Critiquer les programmes scolaires : une longue tradition

Astronome et météorologue, professeur de mathématiques et de physique, directeur de l’observatoire de Bourges, l’abbé Théophile Moreux collabore avec de nombreux journaux où il publie d’innombrables articles de vulgarisation scientifique. Disposant d’une chronique régulière dans L’Ouest-Eclair, il établit par exemple une relation de cause à effet entre les cycles du soleil et les grandes inondations qui frappent Nantes en 1910. Mais dans l’édition datée du 1er septembre 1936 du grand quotidien breton, ce n’est pas d’astres ou de tempêtes que traite le vénérable ecclésiastique mais de pédagogie1.

Lycéens et leur professeur dans les années 1930. Collection particulière.

Précisons d’abord que si la date de publication de cet article ne relève certainement pas du pur hasard, cet agenda ne doit pas pour autant induire en erreur.
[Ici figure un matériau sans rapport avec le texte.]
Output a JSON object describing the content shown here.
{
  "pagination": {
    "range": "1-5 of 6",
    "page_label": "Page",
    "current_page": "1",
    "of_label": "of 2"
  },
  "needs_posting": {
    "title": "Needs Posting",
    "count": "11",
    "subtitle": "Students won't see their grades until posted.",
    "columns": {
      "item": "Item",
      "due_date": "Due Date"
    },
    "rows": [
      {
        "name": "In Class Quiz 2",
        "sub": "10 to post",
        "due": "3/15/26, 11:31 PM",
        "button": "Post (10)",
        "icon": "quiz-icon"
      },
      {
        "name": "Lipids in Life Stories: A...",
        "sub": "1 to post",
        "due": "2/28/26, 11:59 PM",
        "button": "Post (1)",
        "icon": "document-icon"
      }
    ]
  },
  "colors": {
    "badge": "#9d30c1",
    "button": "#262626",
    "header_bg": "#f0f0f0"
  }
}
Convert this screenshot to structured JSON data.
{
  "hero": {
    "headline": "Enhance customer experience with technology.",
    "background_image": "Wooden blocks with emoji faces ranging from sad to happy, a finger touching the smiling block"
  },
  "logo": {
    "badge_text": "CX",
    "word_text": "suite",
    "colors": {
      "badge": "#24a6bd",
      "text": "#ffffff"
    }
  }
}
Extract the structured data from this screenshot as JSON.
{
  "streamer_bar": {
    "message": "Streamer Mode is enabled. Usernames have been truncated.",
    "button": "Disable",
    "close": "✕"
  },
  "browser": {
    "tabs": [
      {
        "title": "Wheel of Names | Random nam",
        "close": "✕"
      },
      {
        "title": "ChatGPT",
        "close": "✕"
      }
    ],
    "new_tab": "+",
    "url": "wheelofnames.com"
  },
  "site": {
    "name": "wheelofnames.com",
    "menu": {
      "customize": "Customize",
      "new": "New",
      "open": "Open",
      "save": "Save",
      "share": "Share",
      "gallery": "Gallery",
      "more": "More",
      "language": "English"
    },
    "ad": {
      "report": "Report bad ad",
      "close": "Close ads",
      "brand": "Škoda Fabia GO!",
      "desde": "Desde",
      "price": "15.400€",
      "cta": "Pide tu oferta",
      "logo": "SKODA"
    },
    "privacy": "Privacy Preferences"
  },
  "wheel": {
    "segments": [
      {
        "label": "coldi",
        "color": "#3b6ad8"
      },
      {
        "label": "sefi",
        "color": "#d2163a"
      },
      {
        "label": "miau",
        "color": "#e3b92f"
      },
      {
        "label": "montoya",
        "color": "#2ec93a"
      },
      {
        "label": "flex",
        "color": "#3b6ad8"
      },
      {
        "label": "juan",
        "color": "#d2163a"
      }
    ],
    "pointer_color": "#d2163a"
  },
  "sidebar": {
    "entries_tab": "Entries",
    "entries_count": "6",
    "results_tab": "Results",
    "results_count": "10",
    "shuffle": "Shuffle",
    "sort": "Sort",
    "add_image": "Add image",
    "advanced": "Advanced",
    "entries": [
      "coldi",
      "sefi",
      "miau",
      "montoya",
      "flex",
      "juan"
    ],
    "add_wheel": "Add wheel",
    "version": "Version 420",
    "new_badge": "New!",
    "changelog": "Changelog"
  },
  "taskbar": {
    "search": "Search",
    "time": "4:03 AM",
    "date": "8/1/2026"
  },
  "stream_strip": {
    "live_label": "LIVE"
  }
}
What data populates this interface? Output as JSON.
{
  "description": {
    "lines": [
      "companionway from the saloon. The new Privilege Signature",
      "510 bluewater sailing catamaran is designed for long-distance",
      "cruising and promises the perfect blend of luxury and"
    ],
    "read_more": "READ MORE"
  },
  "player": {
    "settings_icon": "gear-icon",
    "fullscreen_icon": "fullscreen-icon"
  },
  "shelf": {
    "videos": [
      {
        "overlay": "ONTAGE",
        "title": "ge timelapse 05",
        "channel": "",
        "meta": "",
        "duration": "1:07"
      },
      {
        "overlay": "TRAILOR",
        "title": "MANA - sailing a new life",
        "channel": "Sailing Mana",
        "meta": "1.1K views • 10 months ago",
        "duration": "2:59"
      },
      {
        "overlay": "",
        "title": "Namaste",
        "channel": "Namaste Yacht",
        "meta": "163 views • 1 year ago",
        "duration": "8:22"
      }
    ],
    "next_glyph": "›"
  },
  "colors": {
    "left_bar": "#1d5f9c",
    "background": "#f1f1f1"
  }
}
Non seulement la rentrée scolaire n’est pas encore devenue le marronnier journalistique que nous connaissons aujourd’hui, mais celle-ci est alors fixée aux alentours du 1er octobre. C’est d’ailleurs précisément parce que « tous les écoliers sont en vacances pour affronter la prochaine année scolaire » que l’abbé Moreux entend parler de pédagogie en première page de L’Ouest-Eclair. L’heure est en effet, à l’en croire, grave : « Interrogez un examinateur du baccalauréat, il vous dira qu’on assiste à un appauvrissement croissant du bagage intellectuel des candidats ». Un discours pessimiste qui ne date donc pas d’hier et qui cette fois-ci ne trouve pas son origine dans les jeux vidéo, internet et les réseaux sociaux – quelques maux régulièrement mis en avant par les tenant du « c’était mieux avant » – ni même dans le cinéma et la pratique du sport : « Nos élèves deviennent de plus en plus sportifs et semblent ainsi rejoindre leurs condisciples anglais qui ne brillent pas par leurs acquisitions intellectuelles » affirme sans rire le curé.

C’est en effet un discours d’une étonnante actualité – à défaut de modernité – que livre l’abbé Moreaux puisqu’il incrimine les « les programmes qui augmentent à chaque décade » et qui seraient la « cause de la décadence et de l’ignorance actuelles ». Selon lui, le savoir délivré serait par trop théorique et ne formerait qu’insuffisamment l’esprit des élèves. Ce serait là la marque d’un enseignement qui, « dans son esprit, n’a pas changé depuis deux siècles ». Et le résultat serait palpable puisqu’au final les bacheliers ne sauraient plus écrire, ne maîtrisant plus ni l’orthographe, ni la grammaire.

Ce qui frappe dans cet article n’est pas tant la ligne générale de cette chronique – L’Ouest-Eclair est après tout un quotidien dont la ligne éditoriale est clairement conservatrice – que la nature des arguments avancés. Non content de s’en tenir aux seuls programmes, l’abbé Moreaux remonte à la source et fustige « les différents ministres qui président à l’Instruction publique et se succèdent avec une rapidité de bolides ». La seule différence est qu’ici ils ne brillent pas par la réforme que tous souhaitent voir appliquer afin que leur nom accède à une certaine postérité mais au contraire à un certain manque d’autorité puisque selon l’ecclésiastique une vingtaine de circulaires visant à interdire « les cours dictés » seraient lettres mortes du fait de cette rotation des maroquins.

Carte postale. Collection particulière.

Surprenante constance des arguments mais qui en fait cache une autre réalité, celle de la place centrale accordée en France à l’Ecole et de manière générale à l’Enseignement. Et c’est justement ce statut si particulier accordé à l’institution scolaire, pour ne pas dire cet investissement affectif et stratégique parfois excessif, qui explique la prise de plume de l’Abbé Moreaux, un homme dont la surface médiatique et l’autorité moral permettent de croire qu’il est lu avec attention. Et peu importe que son dossier de chevalier de la Légion d’honneur nous apprenne qu’il n’enseigne plus depuis 1906, soit tout juste 30 ans avant ces grandes vacances de 19362.

Erwan LE GALL

 

 

1 MOREAUX, abbé Théophile, « Pédagogie », L’Ouest-Eclair, 39e année, n°14544, 1er septembre 1936, p. 1.

2 Arch. Nat. : LH 19800035/0033/4202.